Пока мы закрываем кассу, получаю сообщение от моей лучшей подруги Хайди.
Хайди: Костер сегодня на пляже.
Я: Где?
Хайди: Как обычно.
То есть у дома Эвана и Купера. В месте, где полным-полно эмоциональных ловушек, в которые бы мне не хотелось угодить.
Я: Не знаю, хорошая ли это идея.
Хайди: Да ладно тебе. Пара напитков, а потом сможешь свалить.

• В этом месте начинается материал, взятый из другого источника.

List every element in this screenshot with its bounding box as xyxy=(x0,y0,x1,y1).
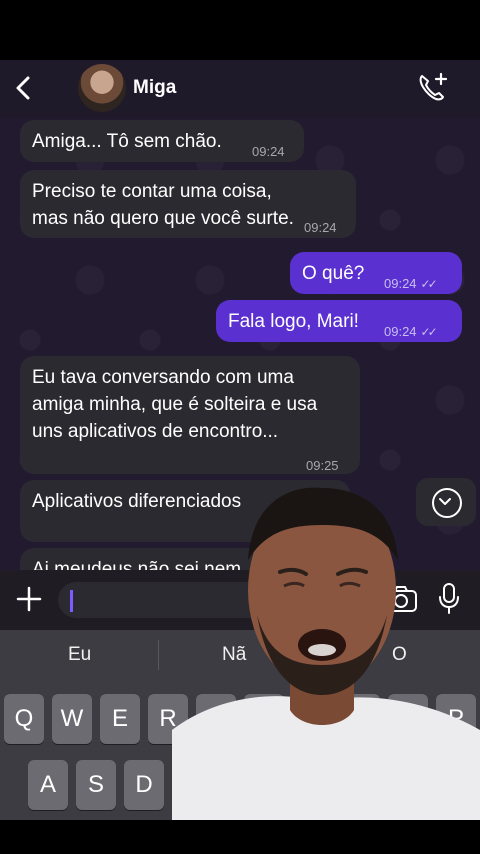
key-e[interactable]: E xyxy=(100,694,140,744)
message-text: Amiga... Tô sem chão. xyxy=(32,131,222,152)
read-ticks-icon: ✓✓ xyxy=(420,325,438,339)
message-text: Eu tava conversando com uma amiga minha,… xyxy=(32,367,318,442)
person-figure xyxy=(172,487,480,825)
key-a[interactable]: A xyxy=(28,760,68,810)
contact-name[interactable]: Miga xyxy=(133,77,176,99)
key-q[interactable]: Q xyxy=(4,694,44,744)
message-time-value: 09:24 xyxy=(384,324,417,339)
message-outgoing[interactable]: O quê? 09:24 ✓✓ xyxy=(290,252,462,294)
suggestion-divider xyxy=(158,640,159,670)
message-time: 09:24 ✓✓ xyxy=(384,318,438,346)
back-arrow-icon[interactable] xyxy=(10,74,38,102)
message-text: Fala logo, Mari! xyxy=(228,311,359,332)
message-incoming[interactable]: Amiga... Tô sem chão. 09:24 xyxy=(20,120,304,162)
message-incoming[interactable]: Eu tava conversando com uma amiga minha,… xyxy=(20,356,360,474)
key-s[interactable]: S xyxy=(76,760,116,810)
message-incoming[interactable]: Preciso te contar uma coisa, mas não que… xyxy=(20,170,356,238)
message-time: 09:24 xyxy=(252,144,285,159)
message-text: Preciso te contar uma coisa, mas não que… xyxy=(32,181,294,229)
key-d[interactable]: D xyxy=(124,760,164,810)
message-time: 09:24 xyxy=(304,220,337,235)
key-w[interactable]: W xyxy=(52,694,92,744)
message-text: O quê? xyxy=(302,263,365,284)
creator-video-overlay xyxy=(172,480,480,825)
text-caret xyxy=(70,590,73,612)
message-outgoing[interactable]: Fala logo, Mari! 09:24 ✓✓ xyxy=(216,300,462,342)
message-time: 09:25 xyxy=(306,458,339,473)
message-time-value: 09:24 xyxy=(384,276,417,291)
avatar[interactable] xyxy=(78,64,126,112)
message-time: 09:24 ✓✓ xyxy=(384,270,438,298)
bottom-letterbox xyxy=(0,820,480,854)
suggestion-1[interactable]: Eu xyxy=(68,644,91,666)
add-call-icon[interactable] xyxy=(414,70,450,106)
read-ticks-icon: ✓✓ xyxy=(420,277,438,291)
plus-icon[interactable] xyxy=(14,584,44,614)
chat-header: Miga xyxy=(0,60,480,118)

Хайди: Не заставляй меня за тобой приходить.
Хайди: Увидимся там.
Я: Ладно, стерва.
Сдерживая усталый вздох, стараюсь осмыслить эту напряженную ситуацию. Вернувшись в город, я была рада воссоединиться со старыми друзьями и проводить больше времени с другими людьми, но попытка отшить Эвана делает все намного сложнее. Ведь не проведешь же черту в центре города. И я совсем не желаю, чтобы лето превратилось в испытания на верность и заявление прав на общих друзей, с которыми мы будем пересекаться. Это несправедливо по отношению к нам обоим. Ведь, насколько я знаю, ничего хорошего из того, что я снова впущу Эвана в свою жизнь, не выйдет. И у меня нет никаких намерений обидеть его. Это мое наказание, а не его.